It’s official! Resilience 2011, the second international science and policy conference will take place March 11-16, 2011 in Tempe Arizona. The conference title “Resilience, Innovation, and Sustainability: Navigating the Complexities of Global Change” gets right to the point. Resilience 2011 is an open conference that will bring together a diverse community of researchers and policy-minded people who are advancing resilience research and its application.
The conference website is up and running with more information forthcoming. I sent a few questions to the Chair of the conference organizing team, John Marty Anderies, to see if I could find out a little more…
AQ– What sets Resilience 2011 apart from other conferences?
JMA: Resilience 2011 will build on the success of Resilience 2008. Resilience 2008 fostered broad engagement of a range of participants from different academic fields and policy arenas and Resilience 2011 will do the same. I think one of the key features of Resilience 2011 that may set it apart will be the focus on reaching out to scholars from different disciplines who aren’t deeply involved with resilience ideas and asking them the work closely with scholars who are deeply involved to find common intellectual ground, common language, and common problems to generate new research ideas and form new collaborations. In this way, Resilience 2011 will hopefully enrich the resilience knowledge base as well as enriching the several disciplines with which it may interact through such collaborative efforts.

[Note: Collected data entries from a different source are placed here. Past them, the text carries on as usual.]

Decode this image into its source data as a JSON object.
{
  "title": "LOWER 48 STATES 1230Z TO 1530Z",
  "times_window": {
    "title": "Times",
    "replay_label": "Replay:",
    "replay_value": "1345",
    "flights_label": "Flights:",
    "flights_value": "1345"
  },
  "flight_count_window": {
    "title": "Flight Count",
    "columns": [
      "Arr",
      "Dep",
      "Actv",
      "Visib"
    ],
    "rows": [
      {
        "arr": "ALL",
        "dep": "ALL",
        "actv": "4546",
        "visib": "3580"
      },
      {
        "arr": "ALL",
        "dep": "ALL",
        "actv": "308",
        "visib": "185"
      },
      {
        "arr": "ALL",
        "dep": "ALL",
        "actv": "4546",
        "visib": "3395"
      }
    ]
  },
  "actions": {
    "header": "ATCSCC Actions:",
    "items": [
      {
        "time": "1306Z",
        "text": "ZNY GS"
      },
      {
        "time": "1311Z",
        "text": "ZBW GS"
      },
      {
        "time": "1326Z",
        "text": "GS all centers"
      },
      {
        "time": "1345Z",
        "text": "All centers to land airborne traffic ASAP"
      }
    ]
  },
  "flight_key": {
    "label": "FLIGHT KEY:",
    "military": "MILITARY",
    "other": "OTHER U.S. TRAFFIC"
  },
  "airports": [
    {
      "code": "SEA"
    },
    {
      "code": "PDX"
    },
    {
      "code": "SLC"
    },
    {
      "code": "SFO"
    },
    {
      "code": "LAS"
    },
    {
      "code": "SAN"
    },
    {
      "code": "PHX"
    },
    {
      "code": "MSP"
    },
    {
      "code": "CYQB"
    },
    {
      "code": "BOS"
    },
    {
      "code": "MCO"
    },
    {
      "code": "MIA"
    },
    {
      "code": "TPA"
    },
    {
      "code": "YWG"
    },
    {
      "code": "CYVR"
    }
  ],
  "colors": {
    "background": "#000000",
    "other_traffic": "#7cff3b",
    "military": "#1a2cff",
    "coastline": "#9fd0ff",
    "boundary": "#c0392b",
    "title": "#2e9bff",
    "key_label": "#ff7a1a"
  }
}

AQ – Global change is a key theme of the conference – why? Can you tell us anything about the other conference themes?
JMA: Global Change is a key theme of the conference because it unites several intellectual themes within the knowledge domain that includes and surrounds resilience ideas. Global change connects ecological, economic, technological, and social forces, all of which figure prominently in resilience research. Right now, we have developed 5 preliminary themes. Soon we will be sending out a call for additional themes. The preliminary themes are:
1. Thresholds, regime shifts, and transformations
2. Adaptations, resilience, vulnerability, and coping with change
3. Knowledge management, innovation, and social-ecological learning
4. Governance, polycentricity, and multilevel challenges
5. Complex systems, resource management and economic development
Within each of these themes will be several panels that address subtopics relevant to each theme. As with the themes themselves, we will be sending out a call for panel proposals later this spring. As you can see, the themes are organized around key aspects of social-environment interactions and key theoretical issues that are core to resilience thinking.
AQ – At the Resilience 2008 conference we were told to “Expect the Unexpected”, what should we expect from Resilience 2011?
JMA – Again, lets hope for the “unexpected”. The conference organizing team is working very hard to develop a range of activities around the conference involving local art and culture as well as providing opportunities for conference participants to connect with the beautiful desert environment within and around Phoenix. We also hope to exploit the rich archaeological heritage of the Phoenix Basin to expose conference participants to the dynamics of past societies and how they navigated the resilience challenges that they faced living in an arid and harsh environment.